Donde más me sorprendí fue, pasada la puerta de los Leones, en la iglesia de Santa Ana; en ese lugar se cree nació María. Uno de los pocos templos que se libraron de la destrucción de Saladino. El sultán, maravillado por la impresionante acústica, ¡casi nueve segundos de eco!, lo dedicó a escuela coránica, hoy custodiado por los Padres Blancos. Bajo su cúpula, acompañado por la soprano Raquel Gutiérrez, de Bimenes, y confundido por un coro tardón, que era yo mismo, canté a la Virgen de Covadonga, «Bendita la Reina de nuestra montaña» (conservo la grabación), himno que el eco asombroso llevó hasta el cercano monte Moria, donde Salomón construyó el templo que lloran los judíos y donde Mahoma ascendió a los cielos a lomos de Buraq.

Con la cruz a cuestas

De madrugada dejamos el Pontifical Institute Notre Dame of Jerusalén, donde nos alojábamos, al lado de la muralla, junto a la puerta Nueva. Una noche le pregunté a Rodrigo, chef de La Rôtísserie, si sus clientes comían cerdo.

-La mayoría, sí -me dijo-. Con el jamón se peca; luego, se pide perdón.

Al día siguiente, para hacer honor al eslogan del hotel, «Walk where He walked», recorrimos la Vía Dolorosa.

Partimos del monasterio de la Flagelación.

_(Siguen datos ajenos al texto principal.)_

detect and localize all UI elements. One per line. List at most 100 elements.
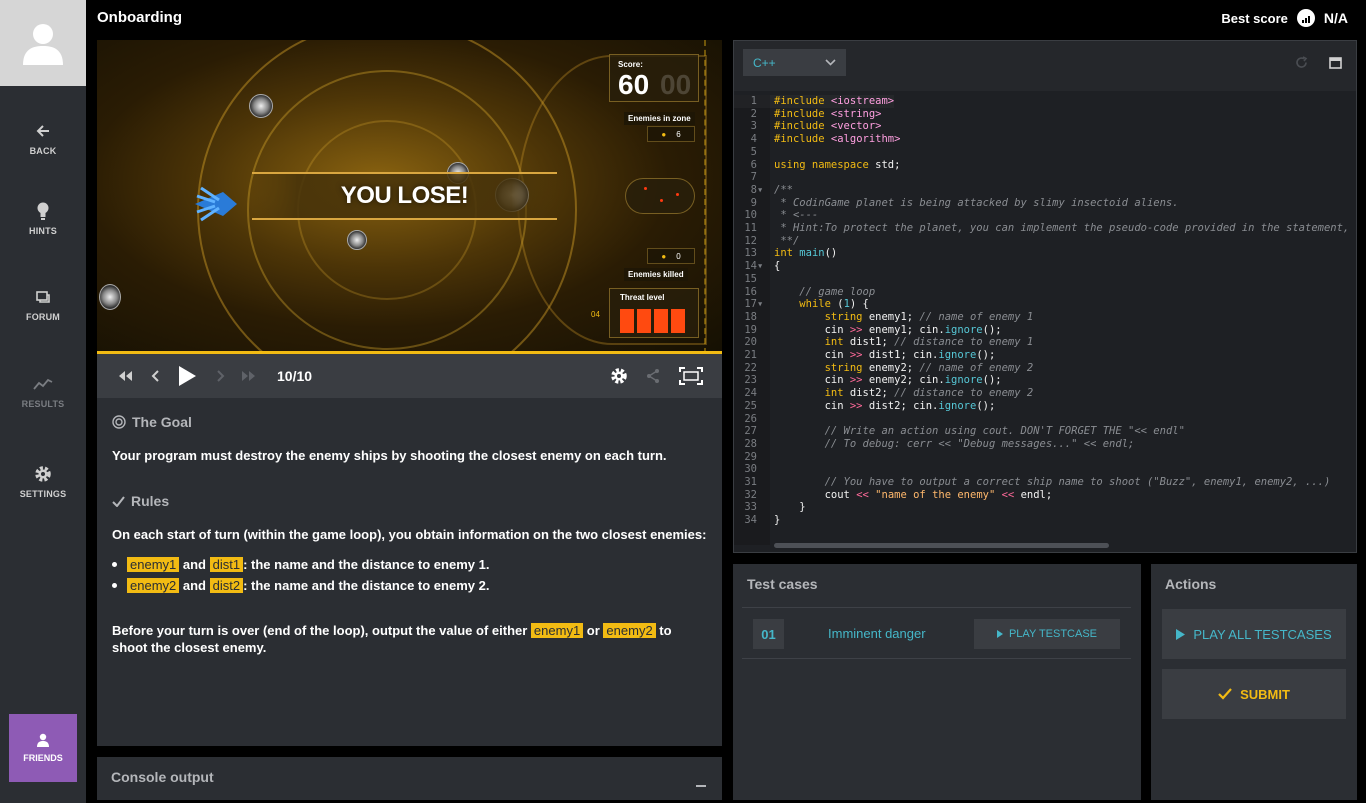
goal-text: Your program must destroy the enemy ship…: [112, 448, 667, 463]
code-line[interactable]: 33 }: [734, 501, 806, 514]
code-line[interactable]: 19 cin >> enemy1; cin.ignore();: [734, 323, 1002, 337]
code-line[interactable]: 28 // To debug: cerr << "Debug messages.…: [734, 438, 1134, 451]
code-line[interactable]: 7: [734, 171, 774, 184]
language-select[interactable]: C++: [743, 49, 846, 76]
code-line[interactable]: 4 #include <algorithm>: [734, 133, 901, 146]
code-text: }: [774, 501, 806, 514]
user-avatar-icon: [23, 24, 63, 65]
code-line[interactable]: 18 string enemy1; // name of enemy 1: [734, 311, 1033, 324]
play-testcase-button[interactable]: PLAY TESTCASE: [974, 619, 1120, 649]
play-button[interactable]: [175, 364, 199, 388]
code-line[interactable]: 31 // You have to output a correct ship …: [734, 476, 1330, 489]
sidebar-item-hints[interactable]: HINTS: [0, 186, 86, 250]
code-text: cin >> dist2; cin.ignore();: [774, 399, 996, 412]
avatar[interactable]: [0, 0, 86, 86]
line-number: 32: [744, 488, 757, 501]
code-text: // You have to output a correct ship nam…: [824, 476, 1331, 488]
sidebar-item-results[interactable]: RESULTS: [0, 359, 86, 423]
code-editor[interactable]: C++ 1 #include <iostream> 2 #include <strin…: [733, 40, 1357, 553]
code-line[interactable]: 12 **/: [734, 235, 799, 248]
fold-toggle-icon[interactable]: ▾: [757, 298, 774, 311]
friends-button[interactable]: FRIENDS: [9, 714, 77, 782]
play-all-testcases-button[interactable]: PLAY ALL TESTCASES: [1162, 609, 1346, 659]
code-line[interactable]: 2 #include <string>: [734, 107, 882, 121]
enemies-in-zone-value: 6: [676, 129, 681, 139]
minimize-icon[interactable]: [696, 785, 706, 787]
code-text: #include <string>: [774, 107, 882, 120]
code-line[interactable]: 10 * <---: [734, 209, 818, 222]
rewind-button[interactable]: [115, 366, 135, 386]
code-line[interactable]: 14▾{: [734, 260, 780, 273]
code-line[interactable]: 9 * CodinGame planet is being attacked b…: [734, 197, 1179, 210]
reset-code-button[interactable]: [1295, 56, 1308, 74]
code-line[interactable]: 8▾/**: [734, 184, 793, 197]
code-area[interactable]: 1 #include <iostream> 2 #include <string> 3 #…: [734, 95, 1356, 545]
share-button[interactable]: [642, 365, 664, 387]
maximize-editor-button[interactable]: [1329, 56, 1342, 74]
code-line[interactable]: 26: [734, 413, 774, 426]
rule-and: and: [182, 557, 206, 572]
code-line[interactable]: 22 string enemy2; // name of enemy 2: [734, 362, 1033, 375]
threat-level-display: Threat level: [609, 288, 699, 338]
fullscreen-icon: [679, 367, 703, 385]
horizontal-scrollbar[interactable]: [774, 543, 1109, 548]
code-line[interactable]: 34}: [734, 514, 780, 527]
code-line[interactable]: 20 int dist1; // distance to enemy 1: [734, 336, 1033, 349]
submit-button[interactable]: SUBMIT: [1162, 669, 1346, 719]
line-number: 12: [744, 234, 757, 247]
testcase-name[interactable]: Imminent danger: [828, 626, 926, 641]
code-line[interactable]: 27 // Write an action using cout. DON'T …: [734, 425, 1185, 438]
sidebar-item-settings[interactable]: SETTINGS: [0, 449, 86, 513]
fold-toggle-icon[interactable]: ▾: [757, 260, 774, 273]
player-ship-icon: [195, 186, 237, 222]
rule-item: enemy2 and dist2: the name and the dista…: [112, 575, 489, 596]
fast-forward-button[interactable]: [239, 366, 259, 386]
maximize-icon: [1329, 57, 1342, 69]
game-viewer[interactable]: YOU LOSE! Score: 60 00 Enemies in zone ●…: [97, 40, 722, 354]
code-line[interactable]: 16 // game loop: [734, 286, 875, 299]
sidebar-item-back[interactable]: BACK: [0, 106, 86, 170]
code-line[interactable]: 3 #include <vector>: [734, 120, 882, 133]
code-line[interactable]: 21 cin >> dist1; cin.ignore();: [734, 349, 995, 362]
code-text: cout << "name of the enemy" << endl;: [774, 488, 1053, 501]
refresh-icon: [1296, 56, 1308, 68]
line-number: 7: [750, 171, 757, 184]
code-text: }: [774, 514, 781, 527]
divider: [742, 658, 1131, 659]
code-line[interactable]: 11 * Hint:To protect the planet, you can…: [734, 222, 1356, 235]
viewer-settings-button[interactable]: [608, 365, 630, 387]
line-number: 28: [744, 437, 757, 450]
code-line[interactable]: 15: [734, 273, 774, 286]
step-back-button[interactable]: [145, 366, 165, 386]
var-enemy2: enemy2: [603, 623, 656, 638]
friends-label: FRIENDS: [23, 753, 63, 763]
var-enemy2: enemy2: [127, 578, 180, 593]
line-number: 4: [750, 133, 757, 146]
play-all-label: PLAY ALL TESTCASES: [1193, 626, 1332, 642]
code-text: * Hint:To protect the planet, you can im…: [780, 222, 1356, 234]
code-line[interactable]: 25 cin >> dist2; cin.ignore();: [734, 400, 995, 413]
skull-icon: ●: [661, 129, 667, 139]
code-text: string enemy1; // name of enemy 1: [824, 310, 1034, 323]
code-line[interactable]: 1 #include <iostream>: [734, 95, 894, 108]
threat-level-label: Threat level: [620, 293, 665, 302]
fold-toggle-icon[interactable]: ▾: [757, 184, 774, 197]
enemy-ship: [347, 230, 367, 250]
code-line[interactable]: 32 cout << "name of the enemy" << endl;: [734, 489, 1052, 502]
console-output-panel[interactable]: Console output: [97, 757, 722, 800]
code-text: cin >> enemy1; cin.ignore();: [774, 323, 1002, 336]
code-line[interactable]: 6 using namespace std;: [734, 159, 901, 172]
fullscreen-button[interactable]: [678, 365, 704, 387]
code-line[interactable]: 30: [734, 463, 774, 476]
step-forward-button[interactable]: [211, 366, 231, 386]
code-line[interactable]: 13 int main(): [734, 247, 837, 260]
code-line[interactable]: 17▾ while (1) {: [734, 298, 869, 311]
code-line[interactable]: 29: [734, 451, 774, 464]
radar-display: [625, 178, 695, 214]
code-line[interactable]: 5: [734, 146, 774, 159]
code-line[interactable]: 24 int dist2; // distance to enemy 2: [734, 387, 1033, 400]
var-dist2: dist2: [209, 578, 244, 593]
code-line[interactable]: 23 cin >> enemy2; cin.ignore();: [734, 374, 1001, 387]
user-icon: [37, 733, 49, 747]
sidebar-item-forum[interactable]: FORUM: [0, 272, 86, 336]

-Sabaj al jair («buenos días»).

Yo cargué con la cruz durante un par de estaciones, la once y doce, donde Cristo es clavado y muere. Subimos por animadísimas callejas angostas y escalonadas, con tenderetes a ambos lados.

-Marhaba («hola»).

-Habibi («mi amado»).

Respiramos el aroma de za'atar, ajedrea, orégano, hisopo, comino, hinojo... y rechazamos ofertas de alfombras, bragas y sostenes, zapatillas, candelabros de siete brazos, la Menorá, que representa los arbustos en llamas que vio Moisés en el monte Sinaí, y de nueve brazos, la Januquiá del templo de Salomón...

Al padre Arturo seguimos hacia el Calvario, hasta tocar la roca del Gólgota.

Unos días antes habíamos entrado en la basílica del Santo Sepulcro y en la mismísima cripta, de menos de seis metros cuadrados útiles (quizá la palabra «útiles» se quede corta), permanecimos media hora, después de laudes y antes de prima. El padre Arturo dijo misa allí dentro, para los siete que éramos, ocho con él, y pedimos por el patriarca de Jerusalén, Fuad Twal.

Bolígrafo

Si tuviera que elegir el momento más emotivo del viaje, quizá resultado de todo el recorrido anterior, o el peregrinaje de toda una vida, me quedaría con el regalo que el día de Reyes encontré a la hora de cenar en el refectorio del hotel, sobre mi plato hondo; un bolígrafo y una nota: «A ti, Pepe, para que, como los Evangelistas, sea éste tu instrumento con el que llevar una buena noticia a aquellos que viven sin esperanza».